Claremore Daily Progress

October 18, 2013

Citizens who circulated petition uneasy

DA expected to add 25 more to libel lawsuit

Salesha Wilken
Staff Reporter

CLAREMORE —

Rogers County citizens who helped circulate the court-rejected  grand jury petition to investigate the district attorney’s office  were on edge Thursday, potential  targets of a defamation lawsuit against sponsors of the petition campaign.
District Attorney Janice Steidley and two of her top assistants listed 25 unnamed defendants under the placeholder name “John Doe” in the prosecutors’ libel suit filed Wednesday, one day after a judge tossed out the petition and its 6,994 registered voter signatures on the technical ground the signature pages included unauthorized wording.
The suit said the identity of the anonymous defendants would  be revealed during the discovery phase of the legal action as residents of the county “who created, drafted, circulated, or otherwise republished” petition allegations of criminal and civil misconduct by DA Steidley and her assistants.
“It is my understanding that anyone who had a petition and gathered signatures could be a target,” said businessman Myron Grubowski, a sponsor of the grand jury petition.  “Our friends, neighbors and co-workers have all become a target of this lawsuit.  It is unfortunate to see the legal system used against the people it was designed to protect.”
Grubowski was named as a defendant in the suit, which seeks financial damages that could exceed $500,000, along with the five other petition sponsors: Sheriff Scott Walton, Claremore police officers John Singer and Steve Cox, businessman Russell Guilfoyle, and Billy D. Jones, father of two rape victims. 
The suit, which seeks a jury trial, contends the leaders of the petition drive maliciously and wrongly accused the district attorney and her assistants of corruption and criminal and civil misconduct.
Sheriff Walton said he was informed of the defamation lawsuit by a Tulsa television station, News on 6, before he was served with a formal notice of the complaint against him.
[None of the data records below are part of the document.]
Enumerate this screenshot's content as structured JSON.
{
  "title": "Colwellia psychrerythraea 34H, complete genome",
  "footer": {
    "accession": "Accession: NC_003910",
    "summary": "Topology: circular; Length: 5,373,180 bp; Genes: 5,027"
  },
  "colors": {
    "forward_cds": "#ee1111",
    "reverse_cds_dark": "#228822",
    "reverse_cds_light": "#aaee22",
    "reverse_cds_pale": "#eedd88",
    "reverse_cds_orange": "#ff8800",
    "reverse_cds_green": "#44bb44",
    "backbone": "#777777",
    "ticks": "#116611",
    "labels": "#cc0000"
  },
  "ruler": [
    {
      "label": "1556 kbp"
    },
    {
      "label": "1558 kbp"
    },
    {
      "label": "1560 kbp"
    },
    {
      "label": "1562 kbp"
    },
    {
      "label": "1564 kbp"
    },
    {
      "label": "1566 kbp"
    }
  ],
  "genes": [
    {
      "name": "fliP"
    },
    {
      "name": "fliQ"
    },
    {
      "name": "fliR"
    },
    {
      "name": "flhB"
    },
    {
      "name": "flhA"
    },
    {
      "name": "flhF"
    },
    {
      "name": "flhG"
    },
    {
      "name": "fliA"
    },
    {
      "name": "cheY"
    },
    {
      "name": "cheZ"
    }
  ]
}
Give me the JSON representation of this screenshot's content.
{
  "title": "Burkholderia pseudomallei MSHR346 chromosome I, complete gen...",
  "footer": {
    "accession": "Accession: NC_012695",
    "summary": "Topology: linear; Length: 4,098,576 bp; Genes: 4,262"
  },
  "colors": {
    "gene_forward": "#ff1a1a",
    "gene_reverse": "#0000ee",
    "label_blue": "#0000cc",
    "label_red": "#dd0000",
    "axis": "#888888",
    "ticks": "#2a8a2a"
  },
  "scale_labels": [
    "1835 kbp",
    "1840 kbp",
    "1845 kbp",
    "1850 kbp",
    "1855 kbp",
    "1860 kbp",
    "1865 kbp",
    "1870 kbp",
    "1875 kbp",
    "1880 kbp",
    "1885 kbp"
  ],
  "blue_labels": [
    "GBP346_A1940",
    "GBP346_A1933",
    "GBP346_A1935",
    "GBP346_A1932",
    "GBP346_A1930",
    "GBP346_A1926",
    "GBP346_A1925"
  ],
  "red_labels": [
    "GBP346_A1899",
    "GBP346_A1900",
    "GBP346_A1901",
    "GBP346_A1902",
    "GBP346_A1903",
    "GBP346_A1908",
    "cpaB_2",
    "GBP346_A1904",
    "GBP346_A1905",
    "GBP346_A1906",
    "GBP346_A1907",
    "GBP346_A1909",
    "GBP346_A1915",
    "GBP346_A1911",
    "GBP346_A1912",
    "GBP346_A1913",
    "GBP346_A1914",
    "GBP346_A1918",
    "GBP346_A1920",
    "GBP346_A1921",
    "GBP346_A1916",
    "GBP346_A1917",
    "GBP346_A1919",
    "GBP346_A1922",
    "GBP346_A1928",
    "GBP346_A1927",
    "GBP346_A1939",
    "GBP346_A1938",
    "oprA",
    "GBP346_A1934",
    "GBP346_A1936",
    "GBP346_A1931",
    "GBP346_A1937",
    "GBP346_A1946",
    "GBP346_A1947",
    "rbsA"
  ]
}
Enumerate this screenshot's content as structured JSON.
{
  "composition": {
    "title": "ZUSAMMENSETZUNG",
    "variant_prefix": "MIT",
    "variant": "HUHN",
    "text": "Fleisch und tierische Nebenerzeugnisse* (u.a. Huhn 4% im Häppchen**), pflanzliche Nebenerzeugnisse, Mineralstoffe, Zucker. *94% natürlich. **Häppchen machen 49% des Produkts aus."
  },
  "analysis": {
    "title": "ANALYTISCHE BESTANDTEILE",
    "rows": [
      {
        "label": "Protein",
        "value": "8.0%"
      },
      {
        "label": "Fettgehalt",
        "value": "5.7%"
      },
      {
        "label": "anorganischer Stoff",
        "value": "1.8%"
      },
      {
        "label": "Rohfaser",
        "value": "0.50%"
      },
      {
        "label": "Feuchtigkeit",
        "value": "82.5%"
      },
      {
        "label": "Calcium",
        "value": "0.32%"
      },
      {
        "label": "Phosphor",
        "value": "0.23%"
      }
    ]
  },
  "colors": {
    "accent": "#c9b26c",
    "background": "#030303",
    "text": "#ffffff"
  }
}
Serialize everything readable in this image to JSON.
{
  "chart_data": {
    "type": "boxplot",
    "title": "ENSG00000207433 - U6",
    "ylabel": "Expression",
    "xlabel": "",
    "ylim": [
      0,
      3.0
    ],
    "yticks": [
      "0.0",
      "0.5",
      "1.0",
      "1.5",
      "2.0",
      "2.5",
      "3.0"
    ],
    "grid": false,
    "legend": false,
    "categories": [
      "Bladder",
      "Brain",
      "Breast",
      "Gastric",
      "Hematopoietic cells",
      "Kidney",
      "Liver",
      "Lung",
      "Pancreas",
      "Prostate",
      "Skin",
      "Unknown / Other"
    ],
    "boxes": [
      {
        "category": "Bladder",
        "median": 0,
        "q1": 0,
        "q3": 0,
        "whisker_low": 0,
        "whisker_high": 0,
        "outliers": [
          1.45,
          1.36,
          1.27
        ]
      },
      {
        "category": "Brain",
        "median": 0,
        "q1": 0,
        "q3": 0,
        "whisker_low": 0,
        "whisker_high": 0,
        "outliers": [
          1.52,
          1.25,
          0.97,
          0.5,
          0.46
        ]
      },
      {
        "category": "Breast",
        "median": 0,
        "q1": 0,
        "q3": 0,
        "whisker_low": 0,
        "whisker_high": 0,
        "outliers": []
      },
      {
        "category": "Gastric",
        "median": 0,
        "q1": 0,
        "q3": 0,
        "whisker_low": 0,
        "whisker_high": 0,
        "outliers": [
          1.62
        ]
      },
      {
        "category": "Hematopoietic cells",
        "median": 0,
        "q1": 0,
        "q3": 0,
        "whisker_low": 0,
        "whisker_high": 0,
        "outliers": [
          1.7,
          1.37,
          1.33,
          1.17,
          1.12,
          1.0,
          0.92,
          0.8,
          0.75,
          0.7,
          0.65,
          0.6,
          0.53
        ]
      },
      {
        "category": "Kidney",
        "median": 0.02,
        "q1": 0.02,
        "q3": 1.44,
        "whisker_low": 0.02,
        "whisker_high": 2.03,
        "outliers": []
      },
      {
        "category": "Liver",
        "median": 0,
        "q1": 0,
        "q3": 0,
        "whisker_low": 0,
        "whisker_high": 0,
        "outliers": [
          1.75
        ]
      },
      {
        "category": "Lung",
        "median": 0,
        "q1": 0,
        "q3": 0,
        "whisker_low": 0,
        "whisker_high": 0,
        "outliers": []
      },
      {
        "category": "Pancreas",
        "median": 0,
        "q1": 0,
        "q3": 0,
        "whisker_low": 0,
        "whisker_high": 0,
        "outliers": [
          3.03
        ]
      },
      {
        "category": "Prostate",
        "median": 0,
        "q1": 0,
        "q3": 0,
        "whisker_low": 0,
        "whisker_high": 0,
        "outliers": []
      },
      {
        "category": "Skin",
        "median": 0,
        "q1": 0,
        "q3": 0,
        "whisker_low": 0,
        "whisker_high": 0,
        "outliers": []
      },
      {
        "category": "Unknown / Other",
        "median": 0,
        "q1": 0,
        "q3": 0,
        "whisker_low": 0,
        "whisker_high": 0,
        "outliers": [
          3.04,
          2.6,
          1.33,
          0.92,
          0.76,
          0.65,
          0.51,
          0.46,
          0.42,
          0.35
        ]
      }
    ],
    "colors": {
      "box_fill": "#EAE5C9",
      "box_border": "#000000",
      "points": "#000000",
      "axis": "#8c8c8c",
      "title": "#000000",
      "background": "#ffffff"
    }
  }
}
The station apparently received a copy of the suit before it was made available to the defendants or the public.
Grubowski said he signed on as a sponsor of the grand jury petition because he “wanted to make Rogers County the safest and most desirable place for people to live, go to school and worship.”
He said his background was similar to many of the people who circulated the petition: longtime resident of the county, member of the First Baptist Church, active in local charitable and civic organizations, and a supporter of Rogers State University and Claremore public schools.
Cox, a native of Claremore who went on to become a police officer,  said he helped sponsor the petition “because I wanted things to be investigated by someone from the outside to determine if there was an issue and to have it resolved.  I still believe in standing up for what is right and someone has to stand up at some point.”
Guilfoyle, a real estate agent, said the citizens petition was circulated because of “circumstances that arose which were not being answered clearly” and a grand jury inquiry “seemed” the only way for the public to get answers.
“It is good for any community to have clarity as to how the government works,” said Guilfoyle. “It makes it conducive for people to want to live here.”
 Jones, another of the named libel suit defendants, said he collected petition signatures standing at street corners. He said he was “fighting for the rights of his children in a system, which has become badly broken.”
Jones said he was unhappy with the district attorney’s office handling of the rape case of his two young children.
“I supported this to keep others from having to deal with what my family has dealt with,” he said. “This has all become about the rights of the accused, the rights of those named in this petition. What about our rights, the people’s right, my girls rights?”